Верзилин подумал: о чём бы они сейчас ни говорили, разговор всякий раз сводился к Чинизелли. А они ведь с Коверзневым негласно договорились не напоминать Никите лишний раз о предстоящей борьбе… Но от этого, видно, не убережёшься. Тем более что бенефис Корды через два дня.
Потом, глядя на жирных ворон, неподвижно сидящих на крестах, подумал: «А впрочем, теперь, когда бороться буду я, это не имеет значения».
Стало прохладно; солнце почти скрылось; тени от деревянных крестов лежали ломаными линиями на холмиках могил. Кричала какая–то птица — протяжно и резко. За оградой кладбища монотонно шумела фабрика.
По Чухонской слободе гнали коров. Обочь дороги, по мягкой пыльной тропинке, шла верзилинская хозяйка — несла дровину. Верзилин догнал женщину, отобрал дровину, кивнул Никите:
— Возьми бадью с молоком.
Она запричитала, начала благодарить, — как будто впервые ей помогал постоялец.
Коверзнев забежал вперёд, распахнул калитку. Опять начал болтать. Верзилин подумал: «Ага, догадался, что дал маху с Чинизелли».
Доставая из чемодана полотенце, Верзилин наткнулся на свистульки–раскоряки, на барынь в кринолинах. Забыл, совсем забыл о них! И, не вставая с колен, протянул Коверзневу:
— Это, Валерьян Павлович, по вашей части.
Глаза у Коверзнева загорелись, он хватал то одну игрушку, то другую, восклицая:
— Как горят краски!.. А золото!.. А форма–то, форма–то какая. Такая простота и такая выразительность!.. И всё своё, русское… Какой колорит!.. Ну, Ефим Николаевич, иметь такое богатство и держать его под спудом — это преступление…
— Да я совсем забыл об этих игрушках, — признался Верзилин, перекидывая через плечо полотенце и защёлкивая чемодан.
— Откуда они у вас? Откуда? Из Вятки?
— Ну да. Там, против города, слобода есть — Дымково; в разлив водой затопляется; бывает, по крыши… В ней мастера испокон веку этим занимаются. Так и называется — дымковская игрушка. А блестит — это они на яичном желтке краску разводят… Мне Никитин дядя объяснял.

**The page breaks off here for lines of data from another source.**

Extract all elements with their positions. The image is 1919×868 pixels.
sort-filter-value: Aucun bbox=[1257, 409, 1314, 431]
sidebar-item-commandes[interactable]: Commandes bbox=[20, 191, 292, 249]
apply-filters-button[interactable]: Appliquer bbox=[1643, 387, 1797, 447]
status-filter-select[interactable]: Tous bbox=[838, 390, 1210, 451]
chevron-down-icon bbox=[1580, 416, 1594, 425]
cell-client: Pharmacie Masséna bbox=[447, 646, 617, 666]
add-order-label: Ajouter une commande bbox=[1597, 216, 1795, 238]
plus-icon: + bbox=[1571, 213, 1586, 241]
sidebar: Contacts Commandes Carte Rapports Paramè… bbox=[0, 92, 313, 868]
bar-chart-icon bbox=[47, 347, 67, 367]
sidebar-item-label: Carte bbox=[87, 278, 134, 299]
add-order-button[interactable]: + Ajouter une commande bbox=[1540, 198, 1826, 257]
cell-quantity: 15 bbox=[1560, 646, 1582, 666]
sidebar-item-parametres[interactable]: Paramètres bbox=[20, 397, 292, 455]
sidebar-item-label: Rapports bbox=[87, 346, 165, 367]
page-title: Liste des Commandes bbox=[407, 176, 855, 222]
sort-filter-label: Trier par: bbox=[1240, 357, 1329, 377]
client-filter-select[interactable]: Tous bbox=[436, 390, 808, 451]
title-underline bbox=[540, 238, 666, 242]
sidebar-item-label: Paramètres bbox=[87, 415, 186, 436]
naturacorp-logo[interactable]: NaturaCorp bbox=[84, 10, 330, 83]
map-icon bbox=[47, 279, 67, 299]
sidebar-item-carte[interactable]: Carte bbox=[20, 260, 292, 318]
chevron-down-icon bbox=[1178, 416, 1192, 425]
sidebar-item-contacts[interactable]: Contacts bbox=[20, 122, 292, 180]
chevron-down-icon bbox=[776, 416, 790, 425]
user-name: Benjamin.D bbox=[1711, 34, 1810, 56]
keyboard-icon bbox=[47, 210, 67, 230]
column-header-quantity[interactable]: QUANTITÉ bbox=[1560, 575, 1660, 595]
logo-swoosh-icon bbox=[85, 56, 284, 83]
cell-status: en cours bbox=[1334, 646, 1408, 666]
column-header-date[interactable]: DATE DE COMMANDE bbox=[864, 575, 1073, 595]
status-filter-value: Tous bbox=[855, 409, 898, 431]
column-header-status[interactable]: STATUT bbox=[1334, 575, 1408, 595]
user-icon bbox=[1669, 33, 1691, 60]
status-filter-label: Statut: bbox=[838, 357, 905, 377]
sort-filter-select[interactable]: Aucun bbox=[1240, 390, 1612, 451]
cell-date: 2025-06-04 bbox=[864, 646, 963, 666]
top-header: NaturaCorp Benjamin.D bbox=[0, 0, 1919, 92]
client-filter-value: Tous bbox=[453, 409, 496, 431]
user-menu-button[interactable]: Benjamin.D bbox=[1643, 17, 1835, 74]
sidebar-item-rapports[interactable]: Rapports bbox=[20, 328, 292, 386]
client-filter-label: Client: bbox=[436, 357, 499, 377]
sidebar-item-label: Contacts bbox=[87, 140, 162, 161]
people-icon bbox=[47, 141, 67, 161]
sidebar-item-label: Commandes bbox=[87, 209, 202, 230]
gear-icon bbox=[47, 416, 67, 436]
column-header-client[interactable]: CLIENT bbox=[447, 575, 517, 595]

— Вот о чём надо книгу писать. А не о вас — неблагодарных борцах, — шутливо говорил Коверзнев. — «Сибирской закалки», «сибирской закалки»… Да «сибирской закалки» звучит лучше, чем «псковской»! Ясно? — он сунул свистулю в рот, свистнул: «Фю–фю–фю», — зажимая пальцами отверстия, засвистел на все голоса.
Не оборачиваясь к Верзилину, продолжая причёсываться перед зеркалом, Нина сказала:
— В таких делах, по–моему, никогда нельзя советовать.
Глядя на её узкую худую спину, по которой сейчас были
рассыпаны чёрные волосы, Верзилин объяснил со вздохом:
— Мне толчок нужен. Я надеялся от вас его получить. Я сильнее Никиты, но у меня — рука. Однако я всё больше и больше склоняюсь на сторону Валерьяна Павловича. Противник сильный, вот видите: в один вечер будет бороться и под автомобилем лежать. Вот что пишут: «До чего дошли люди: завтра по живому человеку автомобиль проедет. Это называется бенефис Корды». А вот в другой газете: ««Человек со стальным животом и железной спиной» — это заграничная знаменитость Корда, которого на его бенефисе автомобилем переедут по стопудовой платформе».